Voy a ponerme a prueba.

            Siempre me ha encantado conducir. Ya desde pequeño aprendí todo lo que puede saberse de coches y motores. Me saqué el carnet el mismo mes en que cumplí dieciocho años, y me compré un Ford Mondeo que tardé años en acabar de pagar. Vale. Sé que Eva está ahora en Teruel. A unas nueve horas de distancia en coche.

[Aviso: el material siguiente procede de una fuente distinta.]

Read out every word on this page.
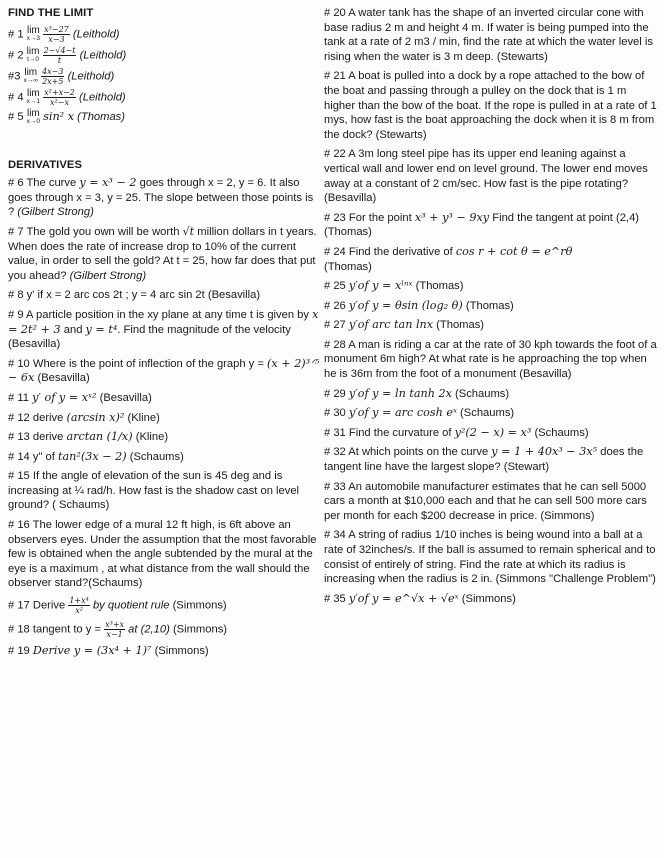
FIND THE LIMIT
# 1 lim
x→3
$\frac{\text{x³−27}}{x-3}$ (Leithold)
# 2 lim
t→0
$\frac{2-√4-t}{t}$ (Leithold)
#3 lim
x→∞
$\frac{4x-3}{2x+5}$ (Leithold)
# 4 lim
x→1
$\frac{\text{x²+x−2}}{\text{x²−x}}$ (Leithold)
# 5 lim
x→0 sin² x (Thomas)
DERIVATIVES
# 6 The curve y = x³ − 2 goes through x = 2, y = 6. It also goes through x = 3, y = 25. The slope between those points is ? (Gilbert Strong)
# 7 The gold you own will be worth √t million dollars in t years. When does the rate of increase drop to 10% of the current value, in order to sell the gold? At t = 25, how far does that put you ahead? (Gilbert Strong)
# 8 y' if x = 2 arc cos 2t ; y = 4 arc sin 2t (Besavilla)
# 9 A particle position in the xy plane at any time t is given by x = 2t² + 3 and y = t⁴. Find the magnitude of the velocity (Besavilla)
# 10 Where is the point of inflection of the graph y = (x + 2)³ᐟ⁵ − 6x (Besavilla)
# 11 y′ of y = xˣ² (Besavilla)
# 12 derive (arcsin x)² (Kline)
# 13 derive arctan (1/x) (Kline)
# 14 y" of tan²(3x − 2) (Schaums)
# 15 If the angle of elevation of the sun is 45 deg and is increasing at ¼ rad/h. How fast is the shadow cast on level ground? ( Schaums)
# 16 The lower edge of a mural 12 ft high, is 6ft above an observers eyes. Under the assumption that the most favorable few is obtained when the angle subtended by the mural at the eye is a maximum , at what distance from the wall should the observer stand?(Schaums)
# 17 Derive $\frac{\text{1+x⁴}}{\text{x²}}$ by quotient rule (Simmons)
# 18 tangent to $y = \frac{\text{x³+x}}{x-1}$ at (2,10) (Simmons)
# 19 Derive y = (3x⁴ + 1)⁷ (Simmons)
# 20 A water tank has the shape of an inverted circular cone with base radius 2 m and height 4 m. If water is being pumped into the tank at a rate of 2 m3 / min, find the rate at which the water level is rising when the water is 3 m deep. (Stewarts)
# 21 A boat is pulled into a dock by a rope attached to the bow of the boat and passing through a pulley on the dock that is 1 m higher than the bow of the boat. If the rope is pulled in at a rate of 1 mys, how fast is the boat approaching the dock when it is 8 m from the dock? (Stewarts)
# 22 A 3m long steel pipe has its upper end leaning against a vertical wall and lower end on level ground. The lower end moves away at a constant of 2 cm/sec. How fast is the pipe rotating? (Besavilla)
# 23 For the point x³ + y³ − 9xy Find the tangent at point (2,4) (Thomas)
# 24 Find the derivative of cos r + cot θ = e^rθ
(Thomas)
# 25 y′of y = xˡⁿˣ (Thomas)
# 26 y′of y = θsin (log₂ θ) (Thomas)
# 27 y′of arc tan lnx (Thomas)
# 28 A man is riding a car at the rate of 30 kph towards the foot of a monument 6m high? At what rate is he approaching the top when he is 36m from the foot of a monument (Besavilla)
# 29 y′of y = ln tanh 2x (Schaums)
# 30 y′of y = arc cosh eˣ (Schaums)
# 31 Find the curvature of y²(2 − x) = x³ (Schaums)
# 32 At which points on the curve y = 1 + 40x³ − 3x⁵ does the tangent line have the largest slope? (Stewart)
# 33 An automobile manufacturer estimates that he can sell 5000 cars a month at $10,000 each and that he can sell 500 more cars per month for each $200 decrease in price. (Simmons)
# 34 A string of radius 1/10 inches is being wound into a ball at a rate of 32inches/s. If the ball is assumed to remain spherical and to consist of entirely of string. Find the rate at which its radius is increasing when the radius is 2 in. (Simmons "Challenge Problem")
# 35 y′of y = e^√x + √eˣ (Simmons)
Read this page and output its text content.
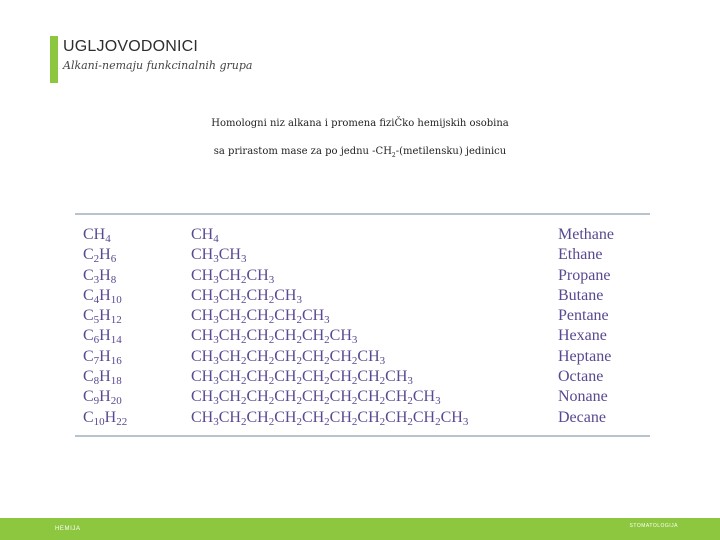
UGLJOVODONICI
Alkani-nemaju funkcinalnih grupa
Homologni niz alkana i promena fiziČko hemijskih osobina
sa prirastom mase za po jednu $-CH_2-(metilensku)$ jedinicu
$CH_4$	$CH_4$	Methane
$C_2H_6$	$CH_3CH_3$	Ethane
$C_3H_8$	$CH_3CH_2CH_3$	Propane
$C_4H_{10}$	$CH_3CH_2CH_2CH_3$	Butane
$C_5H_{12}$	$CH_3CH_2CH_2CH_2CH_3$	Pentane
$C_6H_{14}$	$CH_3CH_2CH_2CH_2CH_2CH_3$	Hexane
$C_7H_{16}$	$CH_3CH_2CH_2CH_2CH_2CH_2CH_3$	Heptane
$C_8H_{18}$	$CH_3CH_2CH_2CH_2CH_2CH_2CH_2CH_3$	Octane
$C_9H_{20}$	$CH_3CH_2CH_2CH_2CH_2CH_2CH_2CH_2CH_3$	Nonane
$C_{10}H_{22}$	$CH_3CH_2CH_2CH_2CH_2CH_2CH_2CH_2CH_2CH_3$	Decane
HEMIJA	STOMATOLOGIJA
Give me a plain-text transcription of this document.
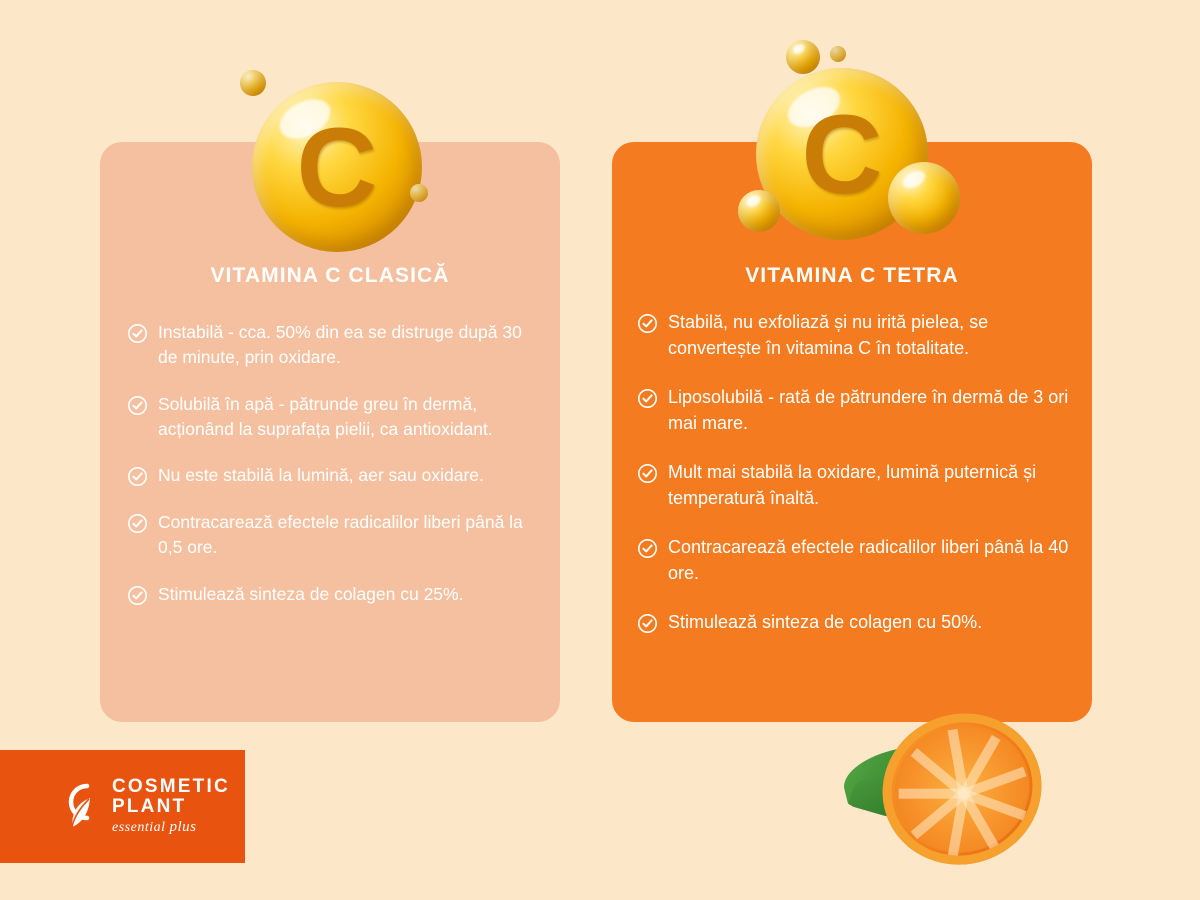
VITAMINA C CLASICĂ
Instabilă - cca. 50% din ea se distruge după 30 de minute, prin oxidare.
Solubilă în apă - pătrunde greu în dermă, acționând la suprafața pielii, ca antioxidant.
Nu este stabilă la lumină, aer sau oxidare.
Contracarează efectele radicalilor liberi până la 0,5 ore.
Stimulează sinteza de colagen cu 25%.
VITAMINA C TETRA
Stabilă, nu exfoliază și nu irită pielea, se convertește în vitamina C în totalitate.
Liposolubilă - rată de pătrundere în dermă de 3 ori mai mare.
Mult mai stabilă la oxidare, lumină puternică și temperatură înaltă.
Contracarează efectele radicalilor liberi până la 40 ore.
Stimulează sinteza de colagen cu 50%.
C	C
COSMETIC
PLANT
essential plus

Cogeré el Ford, que tengo aparcado abajo y no he tocado desde hace meses, desde que llegué aquí. Conduciré hasta Teruel, sin detenerme, sin escalas. Si puedo llegar hasta allá sin que me atrape el tiempo muerto, o controlando el volante durante esos angustiosos segundos en que nada tiene sentido, me daré una oportunidad y se lo explicaré todo a Eva. Lo dejaré en sus manos. Y si no consigo controlarme... Supongo que me mataré en alguna curva. Sólo espero no llevarme a nadie conmigo.

Una prueba simple. El juicio de Dios.

Buscadme en las necrológicas mañana.

Hay que joderse.                                                                 

 

                                                                             SHAW

 

Para Johnny, que nunca se quedará en blanco.